Today's Papers

Semi-Private Jets

The Washington Post leads with Northwest Airlines admitting that it secretly turned over three months’ worth of passenger records to NASA’s Ames Research Center shortly after 9/11. The airline says it violated its own privacy policy in an attempt to help the government improve aviation security. The Los Angeles Times leads with the burgeoning Shiite influence in Iraq and the damper it’s putting on Bush’s postwar ambitions. The “unexpectedly strident opposition” comes from Shiite clerics who are urging their followers to take to the streets. The New York Times leads with a new level of savvy and sophistication on the part of Iraqi insurgents attacking U.S. helicopters. A classified Army study shows that guerrillas have stepped up their tactics and improved their weaponry.

According to the WP’s lead, Northwest Airlines coughed up data (credit card and phone numbers, addresses) on millions of its passengers and then swore up and down that it had done no such thing. The info was given to NASA in the name of national security, to somehow help the government better assess threats posed by passengers. The project, yielding essentially nothing, was abandoned by NASA in late 2002. But why was the space agency mixed up in this sort of thing in the first place? “There doesn’t seem to be a classic space exploration endeavor here,” says an ACLU wiseacre. JetBlue admitted in September that it had turned over passenger records to a defense contractor. 

At the urging of Grand Ayatollah Ali Sistani, Shiites—the long-oppressed majority in Iraq—are staging mass demonstrations, according to the LAT’s lead. “Once the real political process starts, people grab for power,” says a director at the Carnegie Endowment for International Peace. “They aren’t going to stop—they are just going to keep pushing to see how much they can get. They know the door is open to a renegotiation of the process.” The problem for Bush is that appeasing the Shiites will likely mean alienating Sunnis and Kurds. “Beneath the new interest of the United States in bringing democracy to the Middle East is the central dilemma that the most powerful, popular movements are ones that we are deeply uncomfortable with,” says the Carnegie representative. 

The NYT’s lead reports that Iraqi rebels are using more sophisticated weapons to fire upon U.S. copters. There’s special concern about the SA-16 shoulder-fired missile that may have been used to bring down a Black Hawk on Jan. 8. The missile has a guidance system that’s tough to defeat, plus it’s relatively small and lightweight and therefore easily concealed and transported. The breadth of the insurgents’ expertise with the weapons is difficult to gauge. “It’s hard to say whether it’s been a bad couple of weeks or it’s something larger,” says a U.S. official. 

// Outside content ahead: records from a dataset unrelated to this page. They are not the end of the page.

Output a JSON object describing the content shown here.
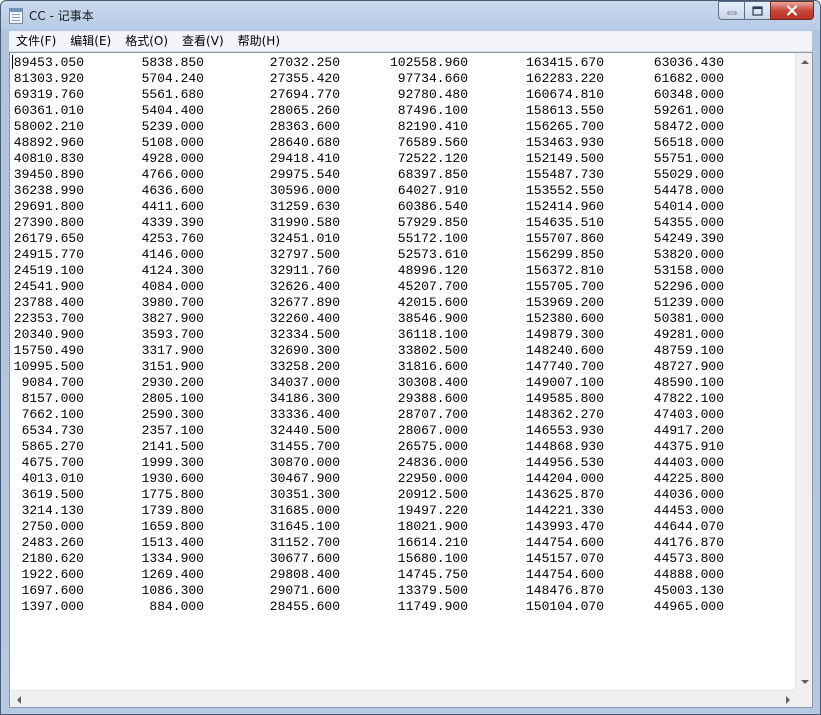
{
  "window": {
    "title": "CC - 记事本",
    "icon": "notepad-icon",
    "controls": [
      "minimize-icon",
      "maximize-icon",
      "close-icon"
    ],
    "close_color": "#c8463a"
  },
  "menu": [
    "文件(F)",
    "编辑(E)",
    "格式(O)",
    "查看(V)",
    "帮助(H)"
  ],
  "document": {
    "rows": [
      [
        "89453.050",
        "5838.850",
        "27032.250",
        "102558.960",
        "163415.670",
        "63036.430"
      ],
      [
        "81303.920",
        "5704.240",
        "27355.420",
        "97734.660",
        "162283.220",
        "61682.000"
      ],
      [
        "69319.760",
        "5561.680",
        "27694.770",
        "92780.480",
        "160674.810",
        "60348.000"
      ],
      [
        "60361.010",
        "5404.400",
        "28065.260",
        "87496.100",
        "158613.550",
        "59261.000"
      ],
      [
        "58002.210",
        "5239.000",
        "28363.600",
        "82190.410",
        "156265.700",
        "58472.000"
      ],
      [
        "48892.960",
        "5108.000",
        "28640.680",
        "76589.560",
        "153463.930",
        "56518.000"
      ],
      [
        "40810.830",
        "4928.000",
        "29418.410",
        "72522.120",
        "152149.500",
        "55751.000"
      ],
      [
        "39450.890",
        "4766.000",
        "29975.540",
        "68397.850",
        "155487.730",
        "55029.000"
      ],
      [
        "36238.990",
        "4636.600",
        "30596.000",
        "64027.910",
        "153552.550",
        "54478.000"
      ],
      [
        "29691.800",
        "4411.600",
        "31259.630",
        "60386.540",
        "152414.960",
        "54014.000"
      ],
      [
        "27390.800",
        "4339.390",
        "31990.580",
        "57929.850",
        "154635.510",
        "54355.000"
      ],
      [
        "26179.650",
        "4253.760",
        "32451.010",
        "55172.100",
        "155707.860",
        "54249.390"
      ],
      [
        "24915.770",
        "4146.000",
        "32797.500",
        "52573.610",
        "156299.850",
        "53820.000"
      ],
      [
        "24519.100",
        "4124.300",
        "32911.760",
        "48996.120",
        "156372.810",
        "53158.000"
      ],
      [
        "24541.900",
        "4084.000",
        "32626.400",
        "45207.700",
        "155705.700",
        "52296.000"
      ],
      [
        "23788.400",
        "3980.700",
        "32677.890",
        "42015.600",
        "153969.200",
        "51239.000"
      ],
      [
        "22353.700",
        "3827.900",
        "32260.400",
        "38546.900",
        "152380.600",
        "50381.000"
      ],
      [
        "20340.900",
        "3593.700",
        "32334.500",
        "36118.100",
        "149879.300",
        "49281.000"
      ],
      [
        "15750.490",
        "3317.900",
        "32690.300",
        "33802.500",
        "148240.600",
        "48759.100"
      ],
      [
        "10995.500",
        "3151.900",
        "33258.200",
        "31816.600",
        "147740.700",
        "48727.900"
      ],
      [
        "9084.700",
        "2930.200",
        "34037.000",
        "30308.400",
        "149007.100",
        "48590.100"
      ],
      [
        "8157.000",
        "2805.100",
        "34186.300",
        "29388.600",
        "149585.800",
        "47822.100"
      ],
      [
        "7662.100",
        "2590.300",
        "33336.400",
        "28707.700",
        "148362.270",
        "47403.000"
      ],
      [
        "6534.730",
        "2357.100",
        "32440.500",
        "28067.000",
        "146553.930",
        "44917.200"
      ],
      [
        "5865.270",
        "2141.500",
        "31455.700",
        "26575.000",
        "144868.930",
        "44375.910"
      ],
      [
        "4675.700",
        "1999.300",
        "30870.000",
        "24836.000",
        "144956.530",
        "44403.000"
      ],
      [
        "4013.010",
        "1930.600",
        "30467.900",
        "22950.000",
        "144204.000",
        "44225.800"
      ],
      [
        "3619.500",
        "1775.800",
        "30351.300",
        "20912.500",
        "143625.870",
        "44036.000"
      ],
      [
        "3214.130",
        "1739.800",
        "31685.000",
        "19497.220",
        "144221.330",
        "44453.000"
      ],
      [
        "2750.000",
        "1659.800",
        "31645.100",
        "18021.900",
        "143993.470",
        "44644.070"
      ],
      [
        "2483.260",
        "1513.400",
        "31152.700",
        "16614.210",
        "144754.600",
        "44176.870"
      ],
      [
        "2180.620",
        "1334.900",
        "30677.600",
        "15680.100",
        "145157.070",
        "44573.800"
      ],
      [
        "1922.600",
        "1269.400",
        "29808.400",
        "14745.750",
        "144754.600",
        "44888.000"
      ],
      [
        "1697.600",
        "1086.300",
        "29071.600",
        "13379.500",
        "148476.870",
        "45003.130"
      ],
      [
        "1397.000",
        "884.000",
        "28455.600",
        "11749.900",
        "150104.070",
        "44965.000"
      ]
    ]
  },
  "scrollbars": {
    "vertical": [
      "scroll-up-icon",
      "scroll-down-icon"
    ],
    "horizontal": [
      "scroll-left-icon",
      "scroll-right-icon"
    ]
  }
}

Breaking news takes over the lead spots * on the papers’ Web sites. According to the NYT, a bomb exploded at the main gate of the American occupation headquarters in Baghdad this morning, killing at least 16 Iraqi civilians and two U.S. Defense Department employees. The bomb went off shortly after 8 a.m. when a “crowd” of Iraqi civilians was reporting for work at the “heavily fortified compound.” 

Wal-Mart’s repellent labor practices are again featured on the NYT’s front page. This time they were locking workers in the stores at night, allegedly for their own protection in some of the rougher hoods. (Wal-Mart says the practice has been discontinued.) The problem—and why couldn’t someone have anticipated this?—was that sick or injured “associates” couldn’t get out of the building to seek medical treatment. They had to wait around (with their crushed ankles or slashed fingers or heart attacks) for a manager to show up with a key. There are fire exits, Wal-Mart points out, but workers say they’d been warned not to use them unless the store was ablaze.

Everybody fronts the tightening race in Iowa as the caucus approaches. The LAT calls it a “contest unlike any the state has seen: a fight closer, nastier, more costly and more pervasive than previous caucuses.” But it all may be for naught, of course. An NYT op-ed says Bush’s numbers are looking mighty solid. A graphic indicates that W.’s indicators are comparable to (or better than) those of the last three presidents who won reelection.

Finally, the NYT’s SundayStyles takes us to Fairfield, Iowa, where Ohio Rep. Dennis Kucinich will likely be the victor on Monday. Polling in the low single digits elsewhere, the vegan ex-mayor of Cleveland has reached out to Fairfield’s meditating masses and preached peace. Lots of it. “Everyone here knows what it is like to have peace,” says a 16-year-old student from the Maharishi School of the Age of Enlightenment, where the kids meditate twice daily. “They want the rest of the country to feel it too. Dennis is the one who can take us there.”

Correction, Jan. 19, 2004: This piece originally stated that reports of a bombing in Baghdad on Sunday morning came too late for the papers’ print editions. In fact, the Los Angeles Times did include coverage in its Sunday editions. ( Return to corrected sentence.)